I followed him, saw him pass into the King's suite, and had another season of waiting. This was the longest and the most trying. I stood, now tapping the floor with my foot, now watching the halberdiers at the curtained door, while they glanced indifferently at me. Various officers of the court, whose duty or privilege it was to attend the King's rising, passed in, none heeding me or guessing that I waited there for the word on which my life depended. I examined the tapestry over and over again, noticing, particularly, the redoubtable expression of a horseman with lance in rest, and wondering how he had ever emerged from the tower behind him, of which the gateway was half his size.
A page came out of the doorway through which De Quelus had disappeared.
Did he bring word to me? No. He glanced at me casually, and passed on,
leaving the gallery at the other end. Presently he returned, preceding
Marguerite, the Queen of Navarre, whom he had gone to summon.
"More trouble in the royal family," I said to myself. The King must have scented another plot, to have summoned his sister before the time for the petite levée. I feared that this would hinder his consideration of my case.

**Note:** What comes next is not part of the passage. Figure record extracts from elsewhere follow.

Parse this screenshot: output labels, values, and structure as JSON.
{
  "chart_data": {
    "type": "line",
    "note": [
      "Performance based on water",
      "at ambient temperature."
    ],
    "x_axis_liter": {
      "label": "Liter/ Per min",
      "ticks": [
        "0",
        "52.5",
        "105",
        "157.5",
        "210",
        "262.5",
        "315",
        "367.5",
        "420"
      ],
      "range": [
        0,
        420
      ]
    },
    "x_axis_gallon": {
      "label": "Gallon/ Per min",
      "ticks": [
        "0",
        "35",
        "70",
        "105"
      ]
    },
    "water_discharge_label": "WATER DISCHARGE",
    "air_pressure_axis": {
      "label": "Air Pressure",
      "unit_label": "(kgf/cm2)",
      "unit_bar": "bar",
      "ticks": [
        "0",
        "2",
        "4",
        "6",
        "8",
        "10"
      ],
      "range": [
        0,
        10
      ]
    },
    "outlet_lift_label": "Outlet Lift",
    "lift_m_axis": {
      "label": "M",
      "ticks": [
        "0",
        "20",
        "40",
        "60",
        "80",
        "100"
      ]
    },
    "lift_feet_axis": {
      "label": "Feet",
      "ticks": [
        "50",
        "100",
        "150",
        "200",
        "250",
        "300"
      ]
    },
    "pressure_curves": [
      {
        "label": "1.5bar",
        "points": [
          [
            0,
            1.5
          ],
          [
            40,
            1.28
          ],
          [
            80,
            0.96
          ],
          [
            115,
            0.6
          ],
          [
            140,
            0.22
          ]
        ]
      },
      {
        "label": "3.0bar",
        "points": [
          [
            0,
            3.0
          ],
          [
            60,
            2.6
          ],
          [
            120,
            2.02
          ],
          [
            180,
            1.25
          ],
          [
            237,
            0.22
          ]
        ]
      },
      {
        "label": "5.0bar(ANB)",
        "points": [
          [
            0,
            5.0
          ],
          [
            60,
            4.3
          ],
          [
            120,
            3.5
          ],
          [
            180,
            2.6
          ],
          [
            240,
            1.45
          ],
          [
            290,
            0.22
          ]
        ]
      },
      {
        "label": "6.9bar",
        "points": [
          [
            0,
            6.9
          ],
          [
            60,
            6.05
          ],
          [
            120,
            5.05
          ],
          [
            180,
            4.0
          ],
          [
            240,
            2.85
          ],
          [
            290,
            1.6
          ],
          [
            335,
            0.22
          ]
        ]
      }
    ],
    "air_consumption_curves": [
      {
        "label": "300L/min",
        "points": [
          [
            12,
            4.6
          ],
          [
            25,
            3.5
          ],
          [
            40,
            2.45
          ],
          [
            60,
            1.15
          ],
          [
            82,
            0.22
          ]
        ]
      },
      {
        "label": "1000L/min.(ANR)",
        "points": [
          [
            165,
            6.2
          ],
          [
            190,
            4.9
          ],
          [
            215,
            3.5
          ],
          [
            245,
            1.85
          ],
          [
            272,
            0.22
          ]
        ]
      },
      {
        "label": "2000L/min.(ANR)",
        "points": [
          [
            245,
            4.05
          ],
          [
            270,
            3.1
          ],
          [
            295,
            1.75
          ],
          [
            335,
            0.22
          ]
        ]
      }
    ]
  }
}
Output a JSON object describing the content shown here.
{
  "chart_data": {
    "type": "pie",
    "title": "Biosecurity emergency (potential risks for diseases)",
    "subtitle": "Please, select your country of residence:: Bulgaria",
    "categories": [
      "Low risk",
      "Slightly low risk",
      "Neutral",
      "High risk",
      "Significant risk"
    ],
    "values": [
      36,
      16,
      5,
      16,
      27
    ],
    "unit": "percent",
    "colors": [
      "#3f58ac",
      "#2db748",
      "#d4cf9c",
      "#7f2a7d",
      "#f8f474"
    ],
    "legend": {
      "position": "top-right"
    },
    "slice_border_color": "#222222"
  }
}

Suddenly a tall figure, wearing a doublet of cloth of silver, gray velvet breeches, gray mantle, and gray silk stockings, strode rapidly through the gallery, and curtly commanded the usher to announce him. While awaiting the usher's return, he stood still, stroking now his light mustaches, and now his fine, curly blonde beard, which was little more than delicate down on his chin. As his glance roved over the gallery it fell for a moment on me, but he did not know me, and his splendid blue eyes turned quickly away. His face had a pride, a nobility, a subtlety that I never saw united in another. He was four inches more than six feet high, slender, and of perfect proportion, erect, commanding, and in the flower of youth. How I admired him, though my heart sank at the sight of him; for I knew he had come to demand my death! It was the Duke of Guise. Presently the curtains parted, he passed in, and they fell behind him.